Genetic Variations Linked To Postmenopausal VT

By Mary Ann Moon 

One gene mutation and three single nucleotide polymorphisms have been found linked to an increased risk for nonfatal venous thrombosis in postmenopausal women, according to a report by Nicholas L. Smith, Ph.D., of the University of Washington, Seattle, and associates .

Venous thrombosis (VT) is primarily caused by modifications in the coagulation, anticoagulation, fibrinolysis, and antifibrinolysis pathways that regulate homeostasis.

"Although the roles of pathway proteins and enzymes that activate or inhibit fibrin production and lysis are well characterized, the underlying contribution of genetic variation in these constituents to risk of VT has not been fully identified," noted the investigators.

They studied common genetic variations in 24 candidate genes that are related to blood clotting, using blood samples from subjects in a larger case-control study of VT risk and hormone use.

The case subjects were 349 perimenopausal and postmenopausal women aged 30-89 years who survived an incident deep-vein or pulmonary thrombosis between 1995 and 2003; there were 1,680 control subjects.

Investigators identified one gene (TFPI) with a global association with VT risk, and five single nucleotide polymorphism (SNP) associations across three genes, of which three had not been previously reported.

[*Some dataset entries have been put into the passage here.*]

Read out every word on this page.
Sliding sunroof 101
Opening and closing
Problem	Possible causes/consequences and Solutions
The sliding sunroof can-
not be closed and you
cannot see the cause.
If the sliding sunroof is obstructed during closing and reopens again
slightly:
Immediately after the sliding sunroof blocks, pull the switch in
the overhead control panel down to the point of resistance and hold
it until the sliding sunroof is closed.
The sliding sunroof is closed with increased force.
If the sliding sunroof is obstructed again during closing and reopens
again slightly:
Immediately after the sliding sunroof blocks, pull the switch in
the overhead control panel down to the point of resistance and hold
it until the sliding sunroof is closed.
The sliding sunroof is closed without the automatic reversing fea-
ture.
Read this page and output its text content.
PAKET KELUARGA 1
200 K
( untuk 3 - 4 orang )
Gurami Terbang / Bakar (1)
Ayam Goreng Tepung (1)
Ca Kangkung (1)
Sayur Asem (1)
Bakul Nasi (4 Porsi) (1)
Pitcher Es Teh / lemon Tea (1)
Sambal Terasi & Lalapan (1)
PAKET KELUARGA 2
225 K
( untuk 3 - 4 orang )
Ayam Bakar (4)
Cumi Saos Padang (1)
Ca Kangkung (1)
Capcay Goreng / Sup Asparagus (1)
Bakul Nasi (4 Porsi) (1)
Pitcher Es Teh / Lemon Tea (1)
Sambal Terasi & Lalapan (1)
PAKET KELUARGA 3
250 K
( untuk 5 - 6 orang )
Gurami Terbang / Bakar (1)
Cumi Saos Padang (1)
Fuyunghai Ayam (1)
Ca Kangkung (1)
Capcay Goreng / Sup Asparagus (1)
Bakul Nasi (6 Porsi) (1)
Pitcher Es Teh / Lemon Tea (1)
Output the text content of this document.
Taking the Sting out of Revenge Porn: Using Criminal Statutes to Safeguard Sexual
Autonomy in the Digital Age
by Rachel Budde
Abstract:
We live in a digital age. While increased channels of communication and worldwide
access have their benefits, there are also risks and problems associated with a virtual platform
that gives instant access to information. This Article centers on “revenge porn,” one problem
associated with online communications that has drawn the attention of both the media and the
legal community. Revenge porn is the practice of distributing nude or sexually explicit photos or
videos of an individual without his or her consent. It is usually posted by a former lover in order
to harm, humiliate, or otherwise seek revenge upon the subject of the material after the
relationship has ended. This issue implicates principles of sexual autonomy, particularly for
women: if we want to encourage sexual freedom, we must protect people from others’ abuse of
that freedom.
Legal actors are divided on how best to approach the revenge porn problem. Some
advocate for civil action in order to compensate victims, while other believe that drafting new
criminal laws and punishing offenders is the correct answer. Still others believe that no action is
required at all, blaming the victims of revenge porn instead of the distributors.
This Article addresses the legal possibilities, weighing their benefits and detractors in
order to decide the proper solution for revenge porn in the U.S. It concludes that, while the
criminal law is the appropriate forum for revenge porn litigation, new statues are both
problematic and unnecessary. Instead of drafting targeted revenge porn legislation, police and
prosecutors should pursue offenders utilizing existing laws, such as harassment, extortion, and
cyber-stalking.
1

These variations raised the risk of VT significantly, but not to the degree that the factor V Leiden variant does, they said (JAMA 2007;297:489-98).

The researchers also identified 22 "potentially interesting associations" in 15 other genes that have not been previously recognized as contributing to VT risk. For example, there was "a 24% increase in risk of VT associated with the common thrombomodulin variant, while a recent study examined this variant and reported no significant VT risk."

The researchers also replicated the findings of previous research on a host of genetic variations previously thought to influence VT risk.

Conversely, Dr. Smith and his colleagues failed to find associations between VT risk and a few other genetic variations that have been proposed as risk markers in the literature.

DVT and pulmonary embolism are signifcant contributors to morbidity and mortality in adult women and occur at annual rates of 3-4 per 1,000 person-years among women older than 55 years, according to the authors.

In an editorial comment accompanying this report, Josée Dupuis, Ph.D., of Boston University School of Public Health, and Dr. Christopher J. O'Donnell of the Framingham Heart Study and Harvard Medical School, Boston, said that clinical physicians can expect to encounter an increasing number of articles in the literature "analyzing screens of ever larger numbers of common genetic markers."

A "gold rush" of genomewide association studies is now underway, "using hundreds of thousands of SNPs [to] generate a vast number of potentially valid genetic associations.

"Clinicians and scientists alike will need to exercise care in distinguishing gold from fool's gold when interpreting the results of these studies," Dr. Dupuis and Dr. O'Donnell wrote (JAMA 2007;297:529-32).